Dizer que relações amorosas são complicadas é ser redundante. O amor sempre foi um problema. Hoje em dia, no entanto, com os avanços na posição social da mulher e com as tradições familiares e religiosas mais flexíveis, temos menos entraves para a livre experiência de encontros e paixões. Era para estar mais fácil, mas não parece ser o que acontece. As pessoas continuam se sentindo dolorosamente confusas, isoladas e vulneráveis.

Analisando as metamorfoses da experiência amorosa, em especial a partir da revolução sexual das décadas de 1960 e 1970, o filósofo Pascal Bruckner aponta a complexidade do nosso tempo: os efetivos avanços nos costumes e regras de conduta têm cobrado um alto preço e revelado novos impasses.  O cenário descrito não é animador: dificuldades dos casamentos, a fragilidade dos vínculos, a efemeridade dos romances e a firme disposição de cada um de não abrir mão do seu quinhão de independência e felicidade.

Ainda assim, continuamos confiando ao eventual encontro do ser amado a responsabilidade pelo nosso “felizes para sempre”.  Em O Paradoxo Amoroso, Bruckner formula assim a questão: “Se existe um sonho moderno (velho como o mundo, mas hoje amplamente difundido), ele está contido inteiramente nesta dupla aspiração: usufruir da simbiose com o outro, porém permanecendo dono da própria vida.”
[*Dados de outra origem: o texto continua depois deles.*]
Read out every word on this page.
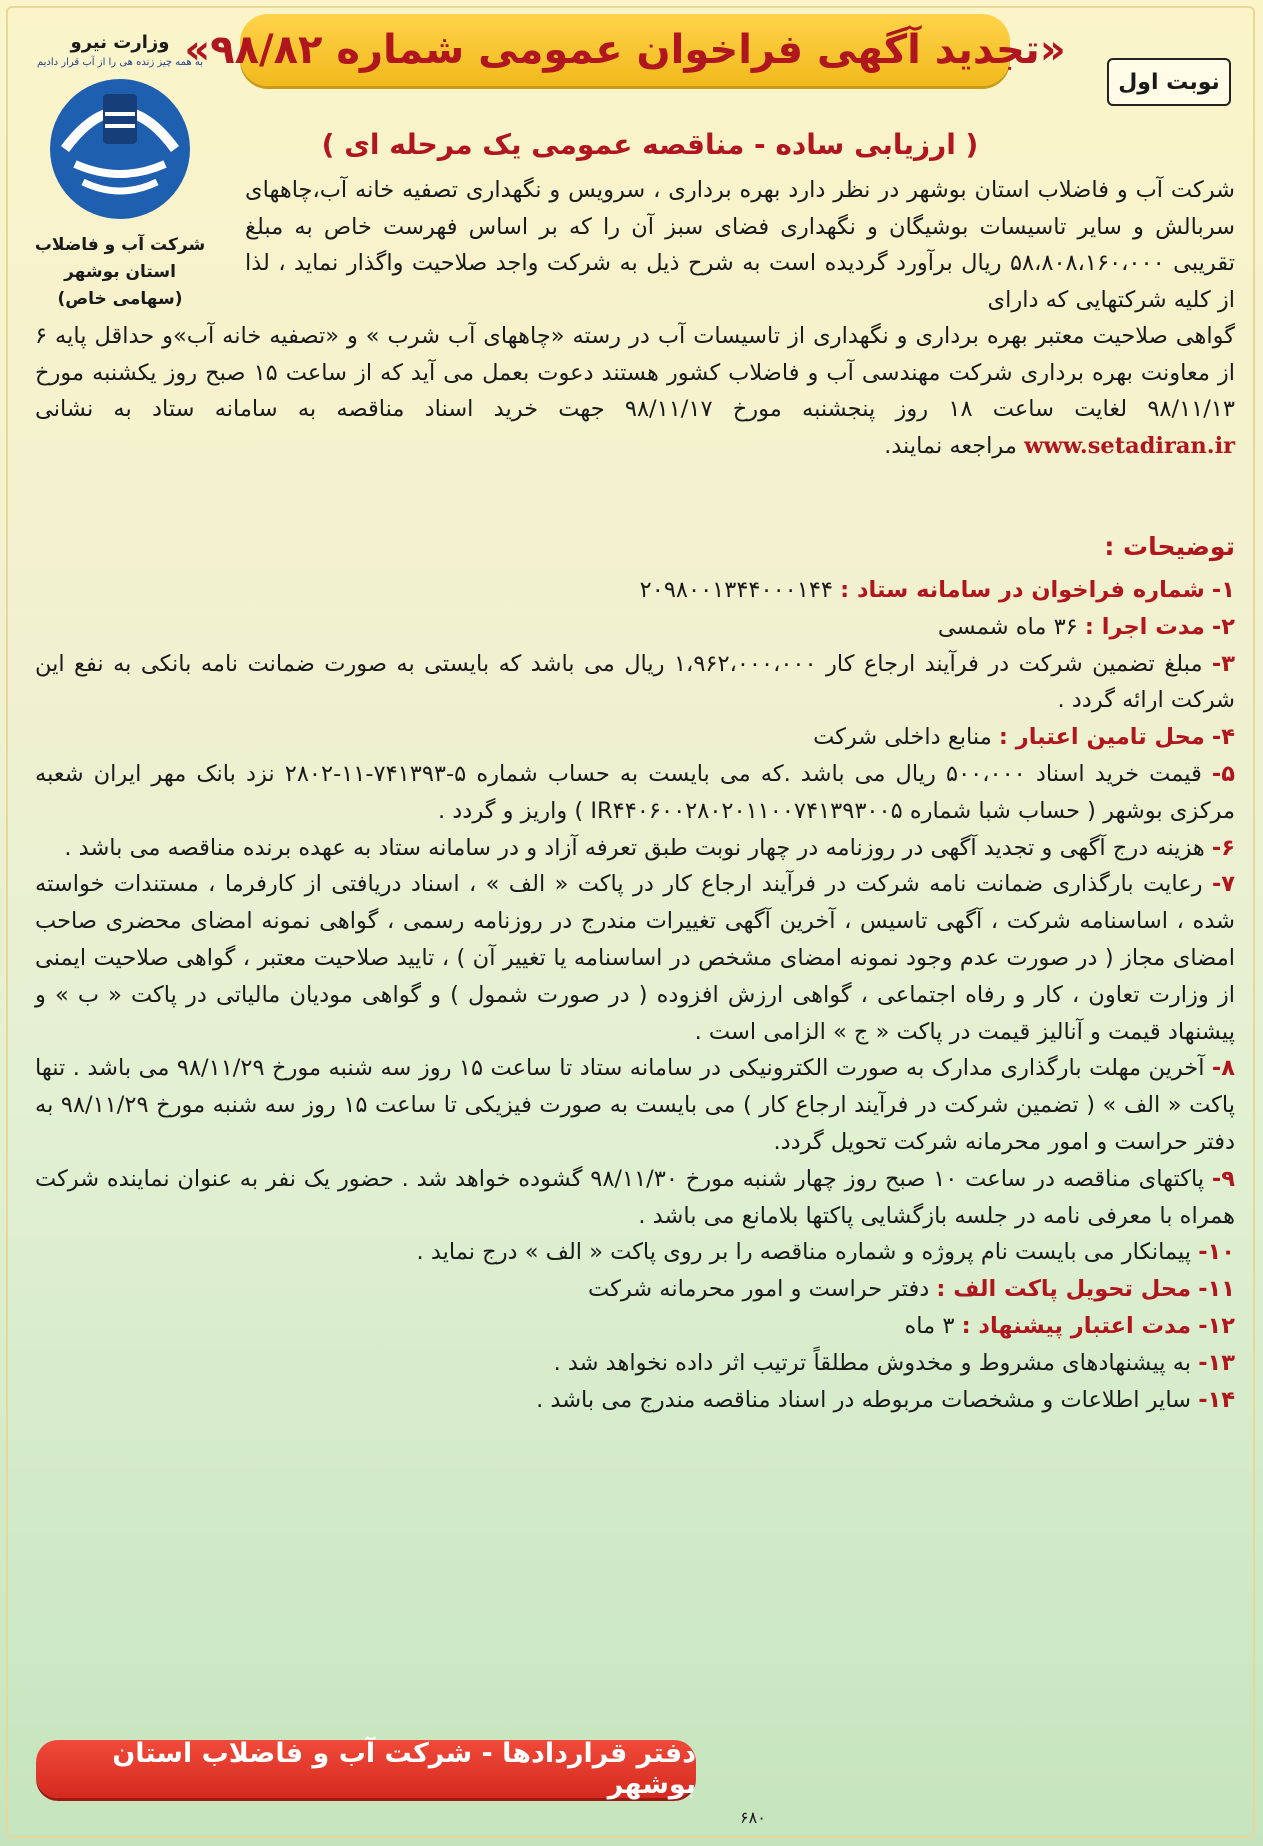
«تجدید آگهی فراخوان عمومی شماره ۹۸/۸۲»
نوبت اول
وزارت نیرو
به همه چیز زنده هی را از آب قرار دادیم
شرکت آب و فاضلاب
استان بوشهر
(سهامی خاص)
( ارزیابی ساده - مناقصه عمومی یک مرحله ای )
شرکت آب و فاضلاب استان بوشهر در نظر دارد بهره برداری ، سرویس و نگهداری تصفیه خانه آب،چاههای سربالش و سایر تاسیسات بوشیگان و نگهداری فضای سبز آن را که بر اساس فهرست خاص به مبلغ تقریبی ۵۸،۸۰۸،۱۶۰،۰۰۰ ریال برآورد گردیده است به شرح ذیل به شرکت واجد صلاحیت واگذار نماید ، لذا از کلیه شرکتهایی که دارای
گواهی صلاحیت معتبر بهره برداری و نگهداری از تاسیسات آب در رسته «چاههای آب شرب » و «تصفیه خانه آب»و حداقل پایه ۶ از معاونت بهره برداری شرکت مهندسی آب و فاضلاب کشور هستند دعوت بعمل می آید که از ساعت ۱۵ صبح روز یکشنبه مورخ ۹۸/۱۱/۱۳ لغایت ساعت ۱۸ روز پنجشنبه مورخ ۹۸/۱۱/۱۷ جهت خرید اسناد مناقصه به سامانه ستاد به نشانی www.setadiran.ir مراجعه نمایند.
توضیحات :

۱- شماره فراخوان در سامانه ستاد : ۲۰۹۸۰۰۱۳۴۴۰۰۰۱۴۴

۲- مدت اجرا : ۳۶ ماه شمسی

۳- مبلغ تضمین شرکت در فرآیند ارجاع کار ۱،۹۶۲،۰۰۰،۰۰۰ ریال می باشد که بایستی به صورت ضمانت نامه بانکی به نفع این شرکت ارائه گردد .

۴- محل تامین اعتبار : منابع داخلی شرکت

۵- قیمت خرید اسناد ۵۰۰،۰۰۰ ریال می باشد .که می بایست به حساب شماره ۵-۷۴۱۳۹۳-۱۱-۲۸۰۲ نزد بانک مهر ایران شعبه مرکزی بوشهر ( حساب شبا شماره IR۴۴۰۶۰۰۲۸۰۲۰۱۱۰۰۷۴۱۳۹۳۰۰۵ ) واریز و گردد .

۶- هزینه درج آگهی و تجدید آگهی در روزنامه در چهار نوبت طبق تعرفه آزاد و در سامانه ستاد به عهده برنده مناقصه می باشد .

۷- رعایت بارگذاری ضمانت نامه شرکت در فرآیند ارجاع کار در پاکت « الف » ، اسناد دریافتی از کارفرما ، مستندات خواسته شده ، اساسنامه شرکت ، آگهی تاسیس ، آخرین آگهی تغییرات مندرج در روزنامه رسمی ، گواهی نمونه امضای محضری صاحب امضای مجاز ( در صورت عدم وجود نمونه امضای مشخص در اساسنامه یا تغییر آن ) ، تایید صلاحیت معتبر ، گواهی صلاحیت ایمنی از وزارت تعاون ، کار و رفاه اجتماعی ، گواهی ارزش افزوده ( در صورت شمول ) و گواهی مودیان مالیاتی در پاکت « ب » و پیشنهاد قیمت و آنالیز قیمت در پاکت « ج » الزامی است .

۸- آخرین مهلت بارگذاری مدارک به صورت الکترونیکی در سامانه ستاد تا ساعت ۱۵ روز سه شنبه مورخ ۹۸/۱۱/۲۹ می باشد . تنها پاکت « الف » ( تضمین شرکت در فرآیند ارجاع کار ) می بایست به صورت فیزیکی تا ساعت ۱۵ روز سه شنبه مورخ ۹۸/۱۱/۲۹ به دفتر حراست و امور محرمانه شرکت تحویل گردد.

۹- پاکتهای مناقصه در ساعت ۱۰ صبح روز چهار شنبه مورخ ۹۸/۱۱/۳۰ گشوده خواهد شد . حضور یک نفر به عنوان نماینده شرکت همراه با معرفی نامه در جلسه بازگشایی پاکتها بلامانع می باشد .

۱۰- پیمانکار می بایست نام پروژه و شماره مناقصه را بر روی پاکت « الف » درج نماید .

۱۱- محل تحویل پاکت الف : دفتر حراست و امور محرمانه شرکت

۱۲- مدت اعتبار پیشنهاد : ۳ ماه

۱۳- به پیشنهادهای مشروط و مخدوش مطلقاً ترتیب اثر داده نخواهد شد .

۱۴- سایر اطلاعات و مشخصات مربوطه در اسناد مناقصه مندرج می باشد .

دفتر قراردادها - شرکت آب و فاضلاب استان بوشهر
۶۸۰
par“Somos livres, na democracia ao menos, para amar quem quisermos, para optar pela sexualidade de nossa escolha, mas chega um momento em que é preciso correr o risco do outro que vai abalar nossas expectativas, que vai nos libertar do triste tête-a-tête com nós mesmos. A independência não é a última palavra do homem, é o que nos diz o amor com sua fé cega no outro: e, assim, a pior desgraça sobre a Terra é o desaparecimento das pessoas que nos são caras, sem as quais a vida não tem sentido nem sabor. Contudo, o amor não é a última palavra do destino humano se ele significar tédio e infelicidade, é o que nos diz o individualismo. Não cessamos de nos debater entre essas duas injunções, de confundir a liberdade de escolha amorosa, imenso progresso, com a escolha da liberdade individual. […] Em suma, como crianças grandes, queremos tudo e o inverso de tudo: continuar unidos sem nos ligar a ninguém.”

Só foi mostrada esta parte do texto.